Found this info:
HARDENING TEMPERATURES FOR CARBON TOOL STEEL: for steel of .65 to .8 per cent content, 1450 to 1550 degrees F; for steel of .8 to .9 percent carbon content, 1410 to 1460 degrees F; for steel to .95 to 1.1 percent carbon content, 1390 to 1430 degrees F and for steels of 1.1 percent and over carbon content, 1380 to 1420 degrees F. For a given hardening temperature range, the higher temperature tend to produce deeper hardness penetration and increased compressional strength while the lower temperatures tend to result in shallower hardness penetration but increased resistance to splitting or bursting stresses.
It seems that one needs to find the sweet spot, ie go just over the hardening temp of the high carbon layer formed on the surface through carburization, and stay below the temp required to harden the low carbon core. That way you will end up with soft pearlite in the core layer, and hard martensite in the case layer.
So to ask the question another way, does anyone know the carbon content of the various steels used to make actions? and what elevated level is typically achieved in the case layer?
It sounds like Brownells may not be far off the mark with their 1400 degree temp.
Lot of apples and oranges in this discussion. Carbon tool steels are not what actions are made of. If we are talking about casehardened receivers (I assume we are) the steel involved is low carbon, about 20 points carbon, and is itself not hardenable by heating above the critical temperature and quenching, regardless of process. That is why it is often casehardened or carburized by one of several processes to give it a hard wear resistant THIN outer layer of high carbon steel to accompany a tough ductile core from which the strength of the structure arises.

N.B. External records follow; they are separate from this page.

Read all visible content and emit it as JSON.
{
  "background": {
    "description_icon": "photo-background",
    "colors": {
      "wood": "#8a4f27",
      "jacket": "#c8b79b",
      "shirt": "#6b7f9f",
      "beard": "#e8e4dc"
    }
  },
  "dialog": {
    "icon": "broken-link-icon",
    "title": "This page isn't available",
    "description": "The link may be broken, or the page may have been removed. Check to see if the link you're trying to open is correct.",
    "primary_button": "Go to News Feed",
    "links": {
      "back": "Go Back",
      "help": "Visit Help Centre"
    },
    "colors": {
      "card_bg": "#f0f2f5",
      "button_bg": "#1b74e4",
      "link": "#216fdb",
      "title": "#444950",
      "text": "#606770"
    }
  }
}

That high carbon case is then tempered for several reasons, and this is indeed done at temps of 350-400f. That tempering (or the hardening quench for that matter) has only very minor effects on the low carbon core, and none that need influence this discussion.
It would be well to remember that carburizing of simple low carbon steels is an essentially very low-tech process that is well understood and has been carried on by primitive means for hundreds of years. The matter of whether or not colors are desired as a correlary of this process is another matter: You can have oxide colors without hardening or with it, or none, depending entirely on how the process is managed.
In point of fact, many of the finest London guns of the late nineteenth century, and probably the early twentieth as well, were heat treated and colored in boxes of bone charcoal over hand tended coke fires in the alley behind the workshop - literally.
It would come as a considerable surprise to these skilled artisans that they needed to know or care about decalescence or recalescense.